Often we picture a certain outcome and when it doesn’t turn out exactly the way we thought it would we feel disappointed. We feel a sense of failure when there isn’t a need for one.
As we all know life takes a lot of twists and turns and we have to adjust our big picture along the way. You might not get to point B the way you initially planned. You might decide point B isn’t what you want after all and choose a completely different path.
Don’t blame everyone else
Be warned – this one might sting a little.
Say you are trying to get yourself out of financial trouble. The creditors are breathing down your neck and your finances are a mess. Instead of dealing with your situation and the feelings associated with where you currently sit, you blame everyone else for your financial failings. Your boss doesn’t pay you enough, clients are not buying enough to help you pay the bills.
The truth, however, could be something completely different. You are shopping with money you don’t have and living beyond your means.
At some point, you need to take responsibility and be accountable for your actions.
Ditch the denial
We often cover up our feelings of failure with total denial.
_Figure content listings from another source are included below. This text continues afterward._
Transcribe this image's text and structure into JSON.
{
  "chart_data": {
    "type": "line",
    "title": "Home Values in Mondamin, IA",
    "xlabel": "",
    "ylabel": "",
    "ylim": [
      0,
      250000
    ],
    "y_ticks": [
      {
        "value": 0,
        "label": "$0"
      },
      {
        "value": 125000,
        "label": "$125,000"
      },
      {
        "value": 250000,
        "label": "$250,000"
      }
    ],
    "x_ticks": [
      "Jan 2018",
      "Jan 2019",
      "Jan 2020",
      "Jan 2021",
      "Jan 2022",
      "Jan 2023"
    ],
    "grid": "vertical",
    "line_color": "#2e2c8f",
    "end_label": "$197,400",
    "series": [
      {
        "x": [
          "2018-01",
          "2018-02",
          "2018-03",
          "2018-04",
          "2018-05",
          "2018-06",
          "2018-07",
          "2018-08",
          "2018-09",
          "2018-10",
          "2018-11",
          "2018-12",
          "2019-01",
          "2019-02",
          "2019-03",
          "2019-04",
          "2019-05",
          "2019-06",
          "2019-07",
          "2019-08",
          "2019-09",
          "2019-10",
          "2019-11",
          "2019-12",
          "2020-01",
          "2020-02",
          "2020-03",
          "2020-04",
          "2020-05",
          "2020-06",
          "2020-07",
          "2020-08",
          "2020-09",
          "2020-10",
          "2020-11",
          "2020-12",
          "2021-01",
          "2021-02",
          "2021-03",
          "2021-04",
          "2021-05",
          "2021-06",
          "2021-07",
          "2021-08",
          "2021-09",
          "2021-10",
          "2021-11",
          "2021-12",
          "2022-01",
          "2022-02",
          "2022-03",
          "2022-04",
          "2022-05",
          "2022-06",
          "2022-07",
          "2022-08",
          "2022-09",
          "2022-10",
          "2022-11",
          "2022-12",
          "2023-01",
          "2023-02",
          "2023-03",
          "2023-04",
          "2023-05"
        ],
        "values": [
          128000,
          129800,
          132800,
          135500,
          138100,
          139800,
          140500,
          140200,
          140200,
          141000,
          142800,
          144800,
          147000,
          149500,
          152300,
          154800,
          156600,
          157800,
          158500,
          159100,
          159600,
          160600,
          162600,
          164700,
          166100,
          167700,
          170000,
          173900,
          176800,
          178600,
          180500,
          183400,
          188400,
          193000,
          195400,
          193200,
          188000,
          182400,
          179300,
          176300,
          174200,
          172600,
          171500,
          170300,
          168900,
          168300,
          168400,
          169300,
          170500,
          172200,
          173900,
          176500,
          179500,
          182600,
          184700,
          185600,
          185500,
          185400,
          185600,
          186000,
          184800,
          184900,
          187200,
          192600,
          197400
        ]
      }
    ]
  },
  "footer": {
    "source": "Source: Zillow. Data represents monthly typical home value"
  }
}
Denial that any of our current circumstances are our fault. Denial that we have done anything wrong or that we should have done things differently.
We convince ourselves that our problems are caused by external factors and no work needs to be done on our feelings or bad habits.
Step away from the denial and you will have a much better chance of fixing the real problem.
Admit to failing
Sometimes we just have to admit we screwed up. Our plan failed, we didn’t come close to achieving our goal or objective despite how hard we worked.
We crashed and burned.
This isn’t easy. It takes a lot of strength. It will feel painful.
In cases like this, it’s a matter of changing strategy and realizing what we did wrong the first time around and working out the correct way to proceed.
It is about learning from our mistakes. Dealing with failure is never pleasant but it is an inevitable part of life.
Overcoming failure and turning failure into a triumph can be one of the greatest feelings of all.